福永祐一騎手が「世界でも類を見ない大変な偉業」と話した通り、三冠馬の栄光に彩られる歴史の中でも特別なレースとなった今年の菊花賞。
そして、もう1つ印象的だったのが、その「着差」だ。
皐月賞(G1)こそサリオスと半馬身差の接戦だったが、日本ダービー(G1)では3馬身差の圧勝。そんなコントレイルが、まさか最大のライバル不在の菊花賞で「クビ差」まで追い詰められるとは、多くのファンにとっても想定外だったに違いない。
ちなみに菊花賞のクビ差勝利は、歴代の三冠馬の中でも最小の着差。ナリタブライアンの7馬身圧勝を筆頭に、すでに同世代との差がはっきりしている最後の一冠では、三冠馬の力が改めて浮き彫りとなる結果が目立ったが、コントレイルはギリギリまで追い詰められた。
無論、そこには2着アリストテレスの鞍上C.ルメール騎手の好騎乗があったことは確かだが、それ以上にコントレイルが苦戦した理由は「距離適性」ではないだろうか。
率直に述べて、もしコントレイルが春に二冠を達成していなければ、3000mの菊花賞へは出走していなかったはずだ。
昨年9月に行われた1800mのデビュー戦を快勝したコントレイル。だが、福永騎手は「センスがいい。言うことがない」と絶賛した一方、「スピードが勝っているタイプ」とマイル以下で活躍する可能性を示唆。「距離はやってみないと分からない」と、距離延長には慎重な姿勢を示していた。
さらに11月に東京スポーツ杯2歳S(G3)を5馬身差でデビュー連勝を飾った際、陣営は「2000mくらいまで大丈夫な感じ」とやはり距離には慎重な姿勢を見せ、続く2000mのホープフルS(G1)でG1初制覇を飾った際も矢作芳人調教師が「2000mまでは大丈夫だけど、2400mは……」という旨のコメントを残すなど、コントレイルは常に距離を不安視されてきた存在だ。
「デビュー当初は、今よりも前進気勢が強かったですし、福永騎手はコントレイルについて『育て方によってはマイラーになっていたかも』と話しています。
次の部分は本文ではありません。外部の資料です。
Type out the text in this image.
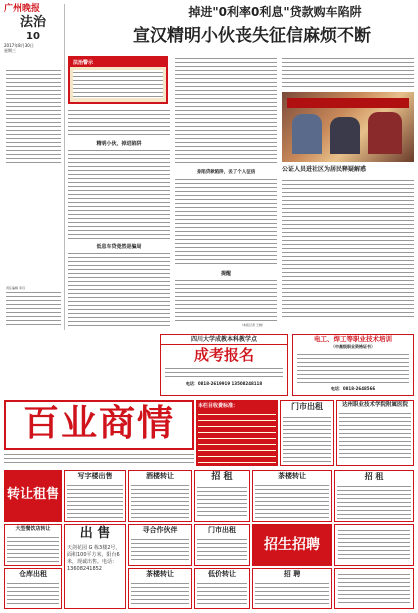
广州晚报
法治
10
2017年8月30日
星期三
责任编辑 李丹
掉进"0利率0利息"贷款购车陷阱
宣汉精明小伙丧失征信麻烦不断
法治警示
精明小伙，掉进陷阱
低息车贷竟然是骗局
身陷贷款陷阱，丢了个人征信
提醒
（本报记者 王晓）
公证人员进社区为居民释疑解惑
四川大学成教本科教学点
成考报名
电话：0818-2619919 13508248118
电工、焊工等职业技术培训
（中高级职业资格证书）
电话：0818-2648566
百业商情	本栏目收费标准：	门市出租	达州职业技术学院附属医院
转让租售
写字楼出售	酒楼转让	招 租	茶楼转让	招 租
大型餐饮店转让	出 售
天剑花园 G 栋3楼2号，面积100平方米，阳台6米，现诚出售。电话：13608241852
寻合作伙伴	门市出租
招生招聘
仓库出租	茶楼转让	低价转让	招 聘
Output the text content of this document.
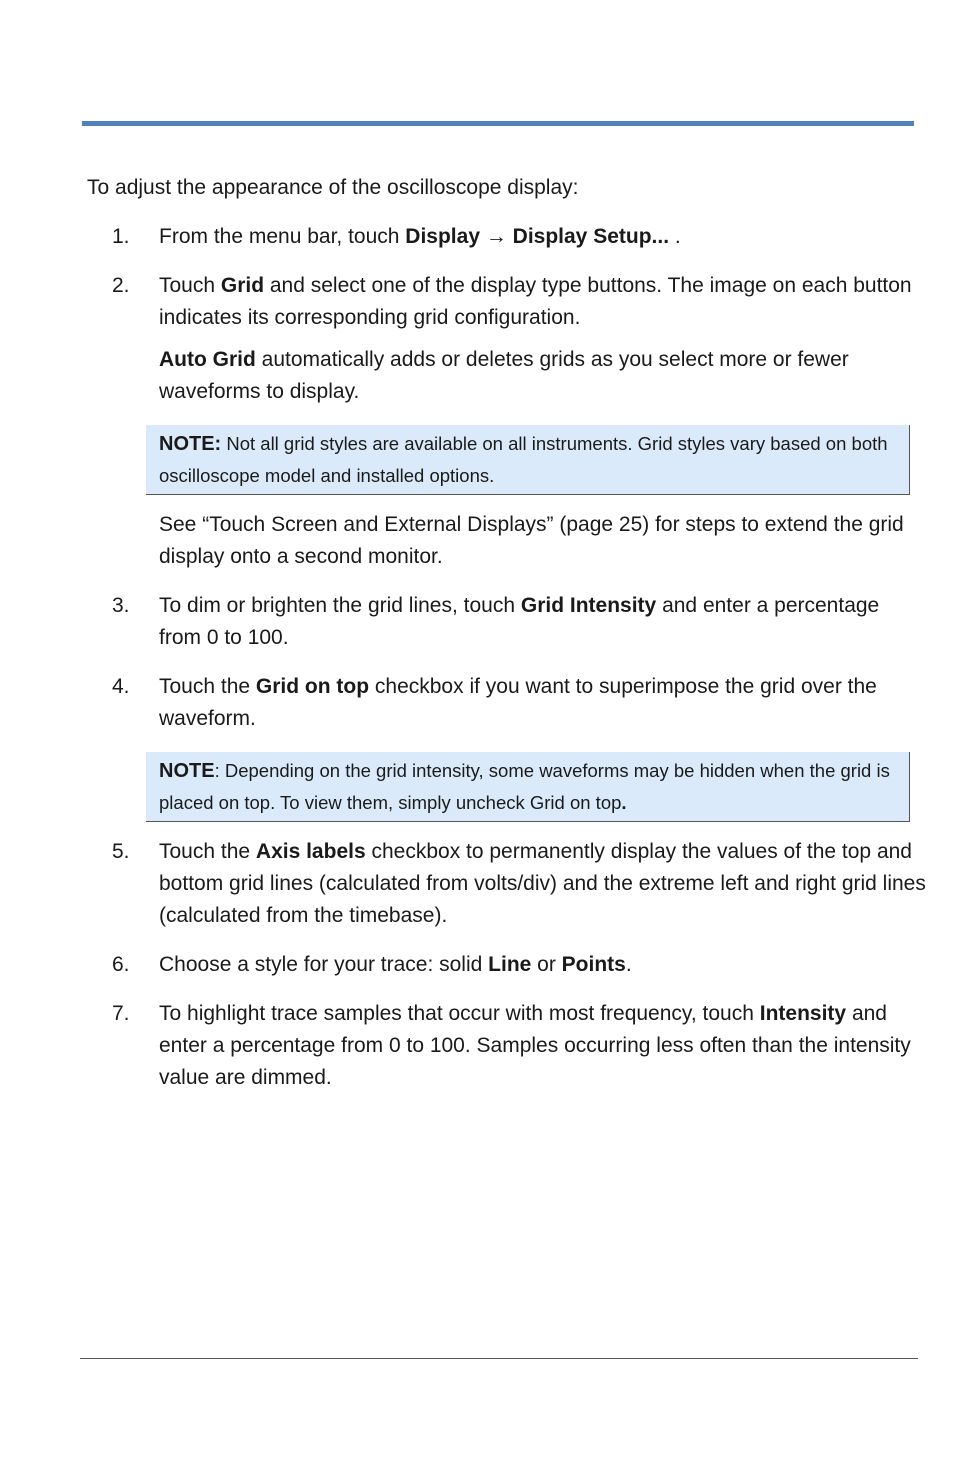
To adjust the appearance of the oscilloscope display:

1. From the menu bar, touch Display → Display Setup... .

2. Touch Grid and select one of the display type buttons. The image on each button indicates its corresponding grid configuration.

Auto Grid automatically adds or deletes grids as you select more or fewer waveforms to display.

NOTE: Not all grid styles are available on all instruments. Grid styles vary based on both oscilloscope model and installed options.

See “Touch Screen and External Displays” (page 25) for steps to extend the grid display onto a second monitor.

3. To dim or brighten the grid lines, touch Grid Intensity and enter a percentage from 0 to 100.

4. Touch the Grid on top checkbox if you want to superimpose the grid over the waveform.

NOTE: Depending on the grid intensity, some waveforms may be hidden when the grid is placed on top. To view them, simply uncheck Grid on top.
5. Touch the Axis labels checkbox to permanently display the values of the top and bottom grid lines (calculated from volts/div) and the extreme left and right grid lines (calculated from the timebase).

6. Choose a style for your trace: solid Line or Points.

7. To highlight trace samples that occur with most frequency, touch Intensity and enter a percentage from 0 to 100. Samples occurring less often than the intensity value are dimmed.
菊花賞の戦前でも『ベストの舞台ではない』と公言していましたし、中日スポーツの取材には『例えば、今年のメンバーにデルタブルース(2004年の菊花賞馬)のような馬が潜んでいたら勝負は分からない』と慎重な姿勢を見せていました。
今回の菊花賞は同世代が相手だったこともあって、能力差で勝てた面も大きいと思います。ですが菊花賞馬とはいえ、スペシャリストが参戦する今後の3000m級の戦いでは、大きな課題が残ったと述べざるを得ません」(競馬記者)
実際に元JRA騎手のアンカツこと安藤勝己氏も、自身のTwitterを通じコントレイルの菊花賞について「恐らくはここがキャリアで最も不向きな舞台」とコメント。やはりコントレイルにとって、3000m級の戦いは大きなハンデとなるのだろう。
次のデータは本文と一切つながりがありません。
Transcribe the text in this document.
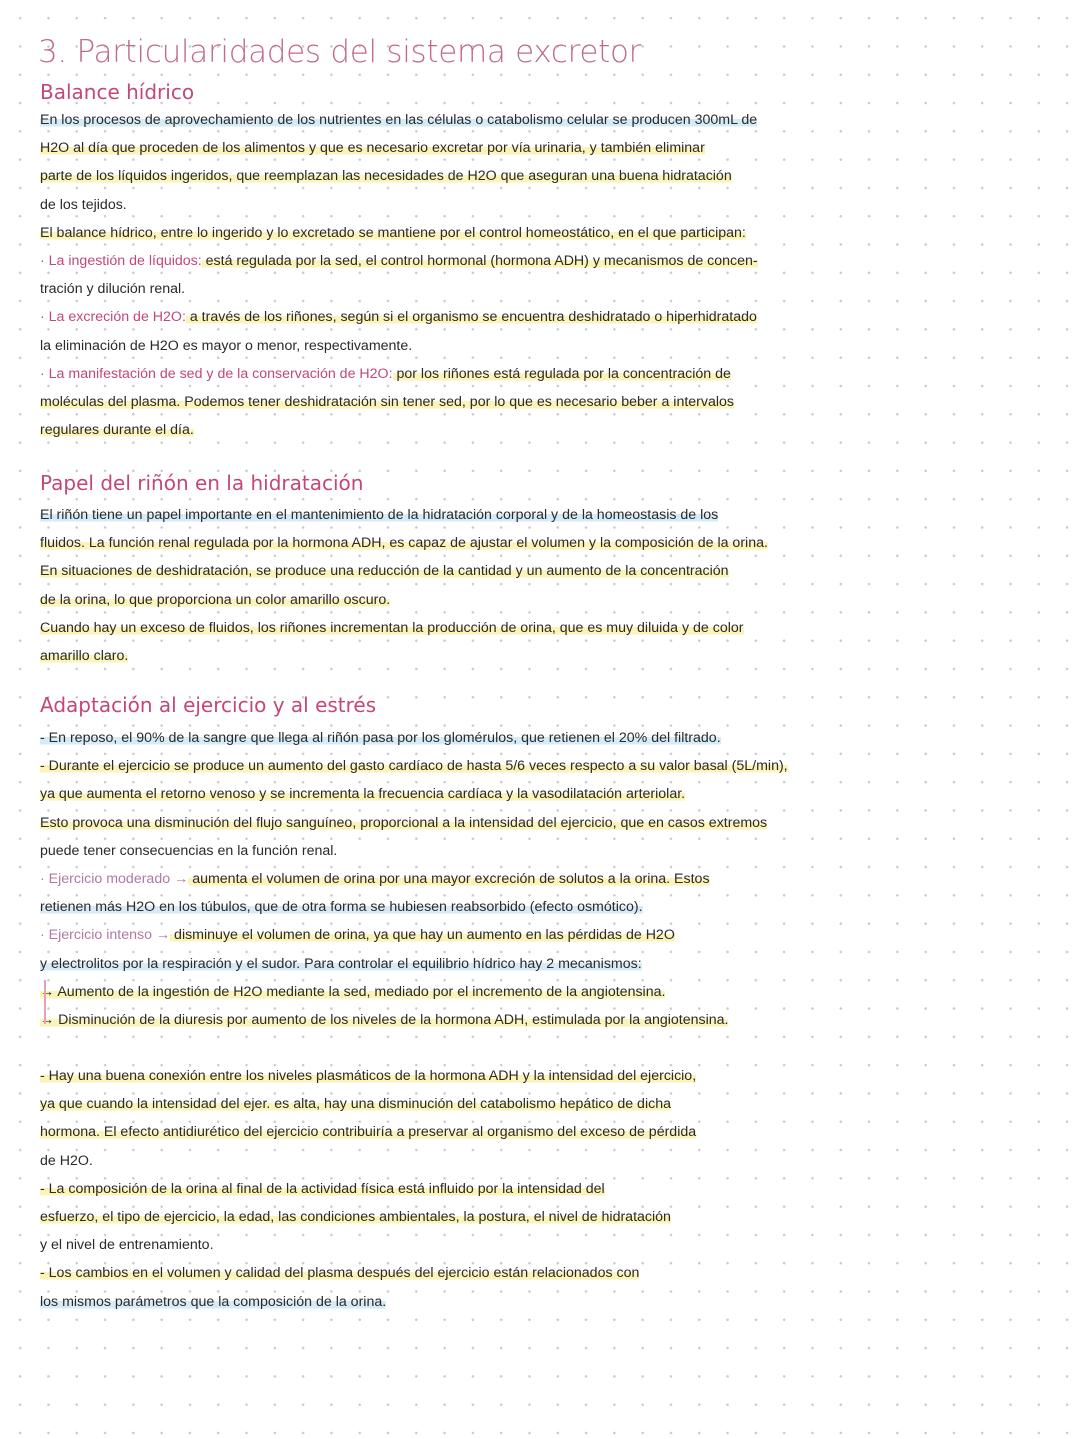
3. Particularidades del sistema excretor
Balance hídrico
En los procesos de aprovechamiento de los nutrientes en las células o catabolismo celular se producen 300mL de
H2O al día que proceden de los alimentos y que es necesario excretar por vía urinaria, y también eliminar
parte de los líquidos ingeridos, que reemplazan las necesidades de H2O que aseguran una buena hidratación
de los tejidos.
El balance hídrico, entre lo ingerido y lo excretado se mantiene por el control homeostático, en el que participan:
· La ingestión de líquidos: está regulada por la sed, el control hormonal (hormona ADH) y mecanismos de concen-
tración y dilución renal.
· La excreción de H2O: a través de los riñones, según si el organismo se encuentra deshidratado o hiperhidratado
la eliminación de H2O es mayor o menor, respectivamente.
· La manifestación de sed y de la conservación de H2O: por los riñones está regulada por la concentración de
moléculas del plasma. Podemos tener deshidratación sin tener sed, por lo que es necesario beber a intervalos
regulares durante el día.
Papel del riñón en la hidratación
El riñón tiene un papel importante en el mantenimiento de la hidratación corporal y de la homeostasis de los
fluidos. La función renal regulada por la hormona ADH, es capaz de ajustar el volumen y la composición de la orina.
En situaciones de deshidratación, se produce una reducción de la cantidad y un aumento de la concentración
de la orina, lo que proporciona un color amarillo oscuro.
Cuando hay un exceso de fluidos, los riñones incrementan la producción de orina, que es muy diluida y de color
amarillo claro.
Adaptación al ejercicio y al estrés
- En reposo, el 90% de la sangre que llega al riñón pasa por los glomérulos, que retienen el 20% del filtrado.
- Durante el ejercicio se produce un aumento del gasto cardíaco de hasta 5/6 veces respecto a su valor basal (5L/min),
ya que aumenta el retorno venoso y se incrementa la frecuencia cardíaca y la vasodilatación arteriolar.
Esto provoca una disminución del flujo sanguíneo, proporcional a la intensidad del ejercicio, que en casos extremos
puede tener consecuencias en la función renal.
· Ejercicio moderado → aumenta el volumen de orina por una mayor excreción de solutos a la orina. Estos
retienen más H2O en los túbulos, que de otra forma se hubiesen reabsorbido (efecto osmótico).
· Ejercicio intenso → disminuye el volumen de orina, ya que hay un aumento en las pérdidas de H2O
y electrolitos por la respiración y el sudor. Para controlar el equilibrio hídrico hay 2 mecanismos:
→ Aumento de la ingestión de H2O mediante la sed, mediado por el incremento de la angiotensina.
→ Disminución de la diuresis por aumento de los niveles de la hormona ADH, estimulada por la angiotensina.
- Hay una buena conexión entre los niveles plasmáticos de la hormona ADH y la intensidad del ejercicio,
ya que cuando la intensidad del ejer. es alta, hay una disminución del catabolismo hepático de dicha
hormona. El efecto antidiurético del ejercicio contribuiría a preservar al organismo del exceso de pérdida
de H2O.
- La composición de la orina al final de la actividad física está influido por la intensidad del
esfuerzo, el tipo de ejercicio, la edad, las condiciones ambientales, la postura, el nivel de hidratación
y el nivel de entrenamiento.
- Los cambios en el volumen y calidad del plasma después del ejercicio están relacionados con
los mismos parámetros que la composición de la orina.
「今回は三冠が懸かっていたので菊花賞に出走しましたが、距離適性が重視される今後は天皇賞・春(G1)などの長距離戦には出走しない可能性が高そうです。ちなみにもし、三冠馬が天皇賞・春に出走しないまま引退すれば、グレード制導入以降では初となります」(別の記者)
確かに、菊花賞が昔から「最も強い馬が勝つ」と言われているように、以前は長距離で真価を発揮してこそ最強馬という風習があった。実際にシンボリルドルフ、ナリタブライアン、ディープインパクト、オルフェーヴルといったグレード制導入以降の三冠馬は、いずれも3200mの天皇賞・春に挑戦している。
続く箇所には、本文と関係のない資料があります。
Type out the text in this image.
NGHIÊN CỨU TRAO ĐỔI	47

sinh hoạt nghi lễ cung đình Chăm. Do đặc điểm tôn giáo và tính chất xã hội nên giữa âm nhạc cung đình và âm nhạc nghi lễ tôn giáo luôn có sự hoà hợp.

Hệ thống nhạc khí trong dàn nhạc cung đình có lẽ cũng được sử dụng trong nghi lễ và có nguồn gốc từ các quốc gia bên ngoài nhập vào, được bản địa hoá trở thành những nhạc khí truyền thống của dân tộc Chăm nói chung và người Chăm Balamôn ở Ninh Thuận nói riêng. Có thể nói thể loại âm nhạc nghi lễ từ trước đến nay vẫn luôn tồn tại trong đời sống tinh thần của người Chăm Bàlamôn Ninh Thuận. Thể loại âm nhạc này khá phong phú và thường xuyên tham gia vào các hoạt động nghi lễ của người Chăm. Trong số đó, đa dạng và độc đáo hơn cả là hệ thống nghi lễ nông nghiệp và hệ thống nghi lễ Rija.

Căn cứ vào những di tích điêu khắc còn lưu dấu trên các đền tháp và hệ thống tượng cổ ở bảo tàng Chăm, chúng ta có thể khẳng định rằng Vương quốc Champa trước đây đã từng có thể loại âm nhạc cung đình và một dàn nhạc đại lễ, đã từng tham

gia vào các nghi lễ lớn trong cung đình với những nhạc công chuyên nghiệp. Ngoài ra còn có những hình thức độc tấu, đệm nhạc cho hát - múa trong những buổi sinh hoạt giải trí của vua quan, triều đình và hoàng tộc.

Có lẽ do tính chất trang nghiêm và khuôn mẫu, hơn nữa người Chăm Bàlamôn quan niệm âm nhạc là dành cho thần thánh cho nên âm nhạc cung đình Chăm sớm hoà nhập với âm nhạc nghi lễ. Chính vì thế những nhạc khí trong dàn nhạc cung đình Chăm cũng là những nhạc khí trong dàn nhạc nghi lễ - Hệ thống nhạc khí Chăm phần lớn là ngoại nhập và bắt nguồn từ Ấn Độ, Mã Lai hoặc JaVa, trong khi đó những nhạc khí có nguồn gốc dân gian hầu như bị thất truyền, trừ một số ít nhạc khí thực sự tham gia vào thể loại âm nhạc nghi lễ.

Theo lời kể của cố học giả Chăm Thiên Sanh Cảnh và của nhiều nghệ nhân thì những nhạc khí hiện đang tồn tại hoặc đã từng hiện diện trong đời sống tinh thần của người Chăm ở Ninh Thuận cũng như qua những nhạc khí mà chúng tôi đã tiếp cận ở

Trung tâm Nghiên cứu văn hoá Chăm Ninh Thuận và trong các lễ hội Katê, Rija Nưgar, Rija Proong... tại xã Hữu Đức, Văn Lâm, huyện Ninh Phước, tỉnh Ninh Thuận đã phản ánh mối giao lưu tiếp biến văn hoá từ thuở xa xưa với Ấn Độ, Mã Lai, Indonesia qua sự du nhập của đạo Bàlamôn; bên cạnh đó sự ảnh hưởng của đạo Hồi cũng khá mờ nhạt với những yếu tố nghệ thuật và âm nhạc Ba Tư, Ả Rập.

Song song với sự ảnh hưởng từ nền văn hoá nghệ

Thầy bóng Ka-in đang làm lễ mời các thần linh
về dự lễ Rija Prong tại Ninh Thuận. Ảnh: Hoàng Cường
しかし、コントレイルはスピードが最重要視される近代競馬の中で生まれ、本来はマイラーになってもおかしくなかった馬が、現代の調教技術の高さによって、本質とは大きくかけ離れた3000mをこなせる馬に“改造”されたのだろう。
レース後、大本命馬をクビ差まで追い詰めたアリストテレスの音無秀孝調教師が「来年の天皇賞・春が楽しみになった」と話していた通り、福永騎手の言葉を借りるなら、今年の菊花賞には「第2のデルタブルース」はいた。
しかし、歴代のホースマンたちの積み上げてきた英知が史上8頭目の三冠馬を生み、アリストテレスの挑戦を最後の最後で退けたのかもしれない。